Where the Heart Lingers and the Shutter Flutters


Family and friends, odds and ends, queer and dusty corners, curious cats, and belfries with bats. That’s my home. I have a cat (I am referring to the feline variety here), an orange tabby with green eyes. We found him abandoned and badly injured as a kitten, and nursed him back to health. He decided to adopt us. My daughter named him Incy. Nowadays, he graciously presents us with frequent furballs and occasional lizards. I have been so tempted to restart a photographic diary, but everything I shot earlier looked a lot like Anna Fox’s 41 Hewitt Road. I need to give it some serious thought. On the other hand, I could not resist making a cutesy photo, with my cellphone, of my daughter curled up with Incy, both fast asleep on her serrated alphabet play-mat. Serrated because it is also his favourite scratching post. He’s one. She’s three. When my daughter was one, she clawed through the plaster on the walls in some places.

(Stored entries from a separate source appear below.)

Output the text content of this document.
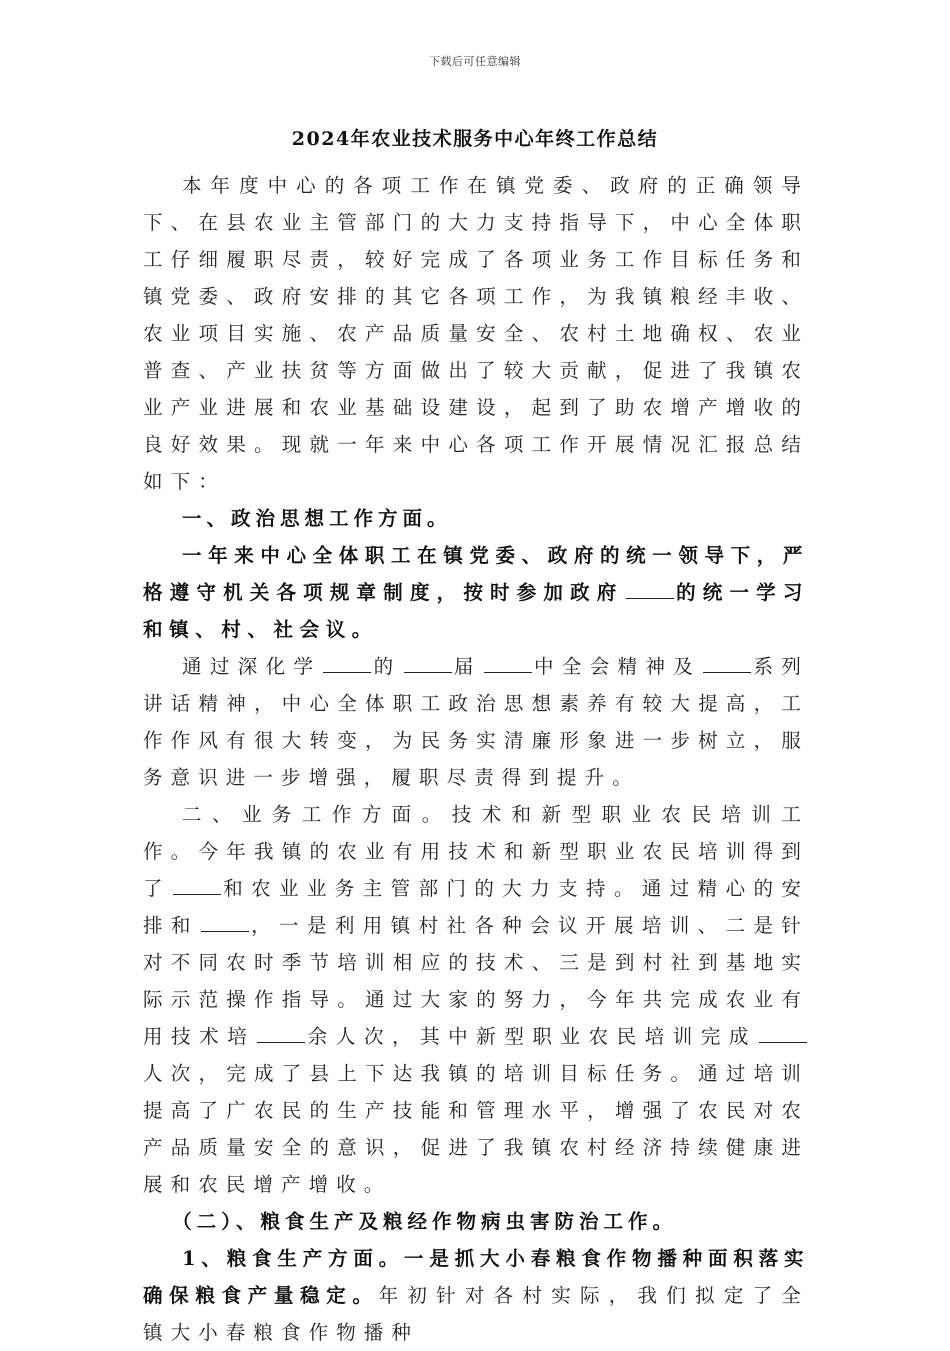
下载后可任意编辑
2024年农业技术服务中心年终工作总结

本年度中心的各项工作在镇党委、政府的正确领导下、在县农业主管部门的大力支持指导下，中心全体职工仔细履职尽责，较好完成了各项业务工作目标任务和镇党委、政府安排的其它各项工作，为我镇粮经丰收、农业项目实施、农产品质量安全、农村土地确权、农业普查、产业扶贫等方面做出了较大贡献，促进了我镇农业产业进展和农业基础设建设，起到了助农增产增收的良好效果。现就一年来中心各项工作开展情况汇报总结如下：

一、政治思想工作方面。

一年来中心全体职工在镇党委、政府的统一领导下，严格遵守机关各项规章制度，按时参加政府	的统一学习和镇、村、社会议。

通过深化学	的	届	中全会精神及	系列讲话精神，中心全体职工政治思想素养有较大提高，工作作风有很大转变，为民务实清廉形象进一步树立，服务意识进一步增强，履职尽责得到提升。

二、业务工作方面。技术和新型职业农民培训工作。今年我镇的农业有用技术和新型职业农民培训得到了	和农业业务主管部门的大力支持。通过精心的安排和	，一是利用镇村社各种会议开展培训、二是针对不同农时季节培训相应的技术、三是到村社到基地实际示范操作指导。通过大家的努力，今年共完成农业有用技术培	余人次，其中新型职业农民培训完成人次，完成了县上下达我镇的培训目标任务。通过培训提高了广农民的生产技能和管理水平，增强了农民对农产品质量安全的意识，促进了我镇农村经济持续健康进展和农民增产增收。

（二）、粮食生产及粮经作物病虫害防治工作。

1、粮食生产方面。一是抓大小春粮食作物播种面积落实确保粮食产量稳定。年初针对各村实际，我们拟定了全镇大小春粮食作物播种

I have a series of photographs of her claw marks, though I suspect not many would believe me if I showed them those pictures. When I revisit those photos, I hardly believe it myself! Not very long ago, my Mom started studying the violin, and Dad, as usual, practiced the mridangam. He would call me at work, once in a while, to complain about how terrible it sounded, “like a cat being tortured,” and that he had to get out of the house when she was at it, every afternoon, when it should have been time for his nap. My Dad and Incy share an intense love-hate relationship. I can understand how he felt. Mom, on the other hand, would call up to grumble about how inconsiderate he could be, starting with his mridangam at 5:00am, on the bed, right beside her. Sometimes, she said, she heard the horrible thing in her head through the day. They’ve been married for fifty years. I have still life photos of his mridangams carefully placed next to his ghatams, and my Mom’s violin and bow carelessly strewn on the bed. Those photos are not bad. They just don’t seem right, though. Perhaps, I should have used film (the medium is the message, and all that). But that’s not it either. I need to dig deeper to find my frames. Incy, peculiarly enough, can sleep through an earthquake, which I think is very strange for a cat.

There are photographs that I am happy about. The birth of my daughter. The priceless reactions of the grandparents, when they met her for the very first time outside the delivery room. My wife, fast asleep, curly hair all askew. And posed group photos, perfectly lit with a touch of flash for that sparkle in the eyes while retaining the ambient mood, made with a DSLR, balanced to get the details. Family group photographs do not sound like much, but they are becoming quite rare, if you think about it. I normally make over a dozen frames, including ones where everyone does something absolutely mad. They all become a part of my Google Photos timeline. An unexpected benefit has been the animated GIFs that get created automatically. I share them and get a few laughs in return. I quite like that.

It is not particularly easy to have a deeply profound vision about photographing one’s home and family. And this is one of the reasons why I respect the works of all the photographers featured in this issue. Yet, I also believe that, at some level, it is not all that critical to find that vision. But it is important to start shooting, and have fun while doing it.